Elon Musk conçoit X comme un moyen pour l’humanité de mieux se comprendre et, peut-être, de se rassembler. Son projet dépasse largement les clivages politiques traditionnels, une erreur d’analyse courante en France, où chaque initiative est lue sous le prisme de la politique. Musk incarne une vision alternative de l’humanité, en dehors des cadres habituels, et s’inspire des grands visionnaires américains qui cherchent à résoudre des défis impossibles et à sauver notre espèce. Dans cette perspective, Trump n’est qu’un sous-ensemble de sa vision globale. X devient ainsi son canal de données et d’analyse du comportement humain, un véritable laboratoire où Musk cherche à « hacker » l’évolution de l’espèce humaine. La véritable question n’est pas d’être pour ou contre Trump, mais bien pour ou contre Musk.

Dans sa quête, Musk s’appuie sur des philosophies libertariennes, inspirées par Peter Thiel, allant de l’anarcho-capitalisme au transhumanisme, pour imaginer un « nouvel Éden » où l’humanité ne serait plus soumise à l’évolution naturelle, mais en aurait la maîtrise.

Peut-on se passer de X ?

Pourquoi X résiste-t-il ? Parce qu’il reste un réseau d’une puissance et d’une popularité indéniables. Il est crucial de distinguer l’image de X, souvent associée à Donald Trump et à l’influence de Musk, et la réalité de son usage. Alors que des figures comme Roland Lescure appellent à son déclin, X continue d’être un réseau incontournable. Sa popularité reste massive avec 11 millions d’utilisateurs actifs en France et 250 millions dans le monde. Son ingénierie s’améliore, avec une plus grande fluidité et de nouvelles fonctionnalités comme Grok. La loi de Metcalfe s’applique ici : plus il y a d’utilisateurs, plus le réseau devient influent. De plus, 10 % des utilisateurs génèrent 90 % du contenu, faisant de X un lieu de pouvoir où l’influence est concentrée.

Alors que faire au final ?

L’objectif est de restaurer la confiance entre dirigeants et citoyens en maintenant une présence minimale sur X, sans pour autant s’engager activement. Il est essentiel de rester sur la plateforme pour éviter l’usurpation d’identité et suivre les débats qui y émergent. Les marques peuvent réduire leur activité, mais les dirigeants doivent souvent rester présents pour suivre et influencer la conversation. La publicité peut être suspendue sans quitter totalement X.

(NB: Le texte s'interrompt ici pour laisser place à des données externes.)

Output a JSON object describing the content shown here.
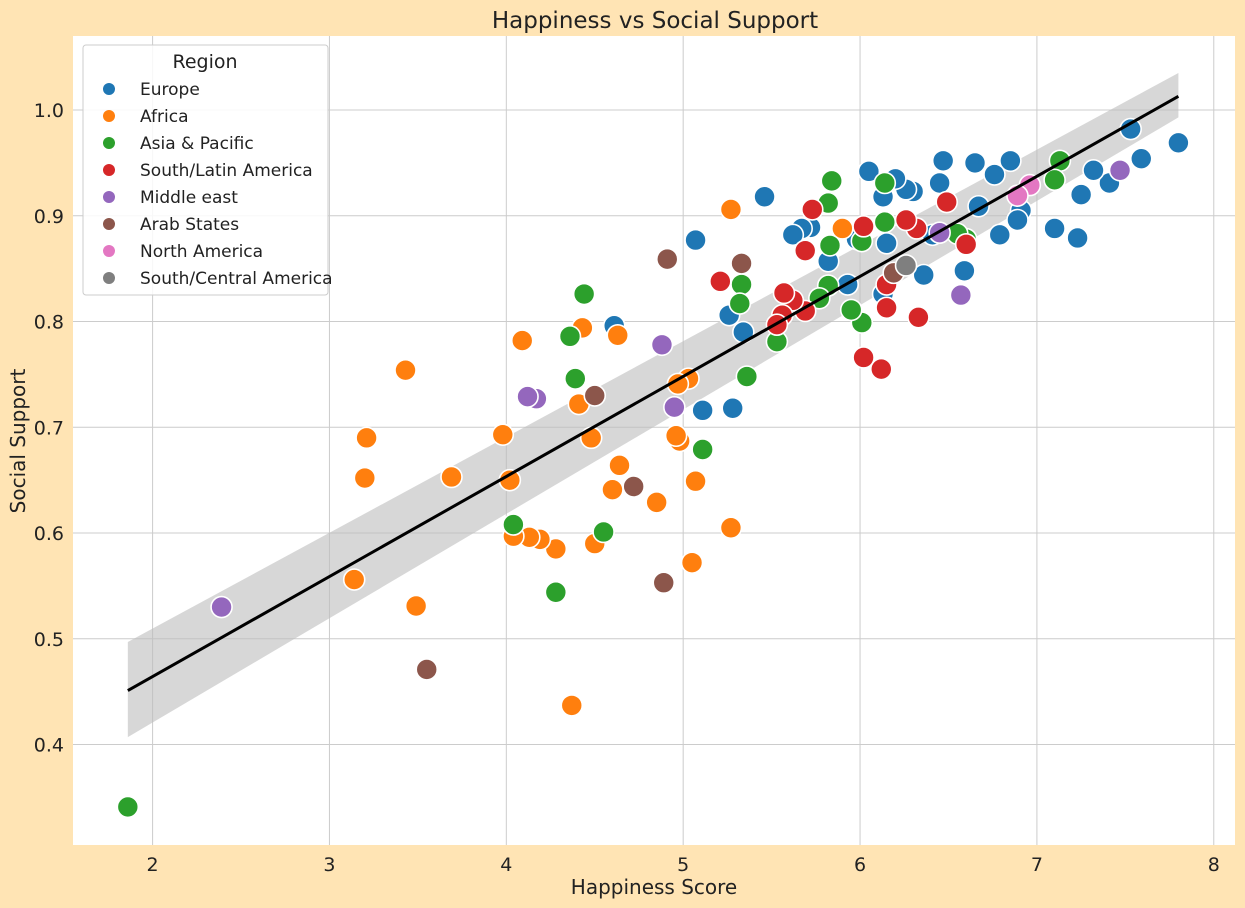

Pour des entreprises comme Bouygues, une présence minimale est cruciale pour ne pas disparaître de l’algorithme, sans publicité sponsorisée. Les dirigeants maintiennent un service réduit pour suivre l’évolution des débats. Keolis adopte une approche similaire : « Nous souhaitons continuer à poster sur X car nos clients, et en particulier les élus, y sont », explique Laurent Gerbet, directeur des relations médias et e-réputation de l’entreprise. Toutefois, la marque a déjà fait évoluer sa ligne éditoriale pour limiter les interactions face à des commentaires devenus « très trash ».

L’approche adoptée par Accor suit la même logique : surveiller l’activité sans s’engager directement, en évitant de faire du départ un sujet de communication. Une sortie brutale pourrait engendrer des critiques inutiles, tandis qu’une réduction progressive permet plus de flexibilité si l’intérêt pour X renaît. « Quand il y a une crise, c’est sur X que cela se passe. Nous restons pour surveiller et suivre », ajoute Keolis, qui explore néanmoins d’autres alternatives comme Bluesky.

X demeure un lieu incontournable pour observer les évolutions sociales, comprendre les débats et se positionner en conséquence.